Varizes
maio 8, 2026
Aneurisma de Aorta
O aneurisma de aorta é a dilatação anormal e progressiva da principal artéria do organismo, podendo acometer a aorta abdominal ou torácica. Trata-se de uma condição relevante na prática do cirurgião vascular, devido ao risco de ruptura, que está associado a elevada mortalidade.
Os principais fatores de risco incluem idade avançada, tabagismo, hipertensão arterial, aterosclerose e histórico familiar. Em grande parte dos casos, o aneurisma é assintomático, sendo diagnosticado de forma incidental em exames de imagem, como ultrassonografia, tomografia computadorizada ou ressonância magnética. Quando sintomático, pode se manifestar com dor abdominal, lombar ou torácica.
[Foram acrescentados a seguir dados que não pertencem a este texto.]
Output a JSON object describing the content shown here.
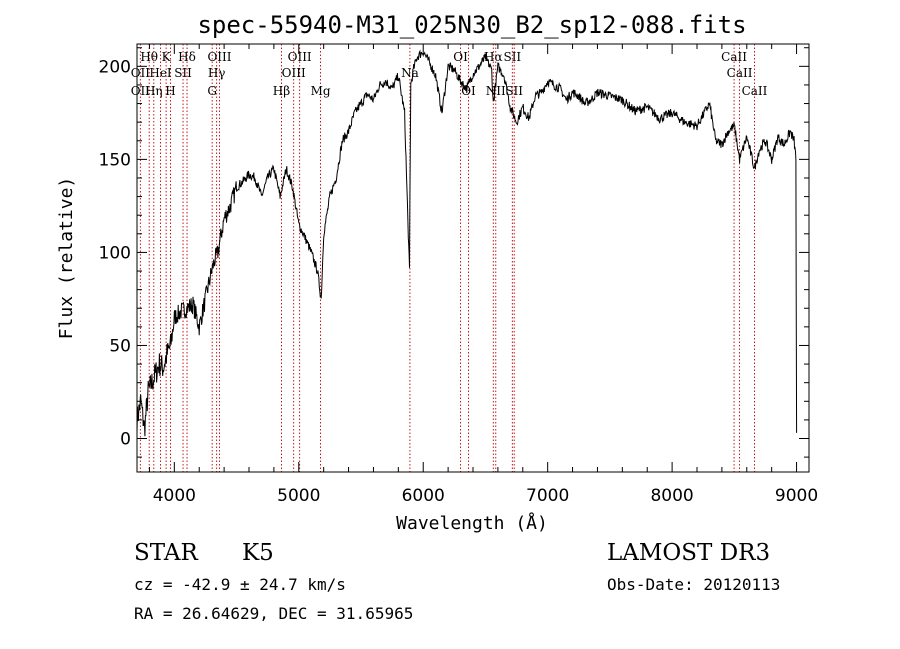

O manejo depende do diâmetro do aneurisma, da taxa de crescimento e das condições clínicas do paciente. Acompanhamento clínico com controle rigoroso dos fatores de risco é indicado para aneurismas pequenos e estáveis, com monitorização periódica por imagem.
A indicação de tratamento ocorre quando há maior risco de ruptura. De forma geral, recomenda-se intervenção nos seguintes casos:
- Aneurisma de aorta abdominal com diâmetro ≥ 5,5 cm em homens (ou ≥ 5,0 cm em mulheres, em casos selecionados)
- Crescimento maior que 0,5 cm em 6 meses ou 1 cm ao ano
- Presença de sintomas
- Aneurismas de aorta torácica com diâmetros a partir de 5,5–6,0 cm (variando conforme etiologia e segmento acometido)
As opções terapêuticas incluem cirurgia aberta e reparo endovascular (EVAR/TEVAR), técnica minimamente invasiva que consiste na exclusão do aneurisma por meio da implantação de uma endoprótese. A escolha do método deve ser individualizada, considerando aspectos anatômicos, clínicos e o risco cirúrgico. O diagnóstico precoce, o seguimento adequado e a definição correta do momento de intervenção são fundamentais para reduzir a morbimortalidade associada ao aneurisma de aorta.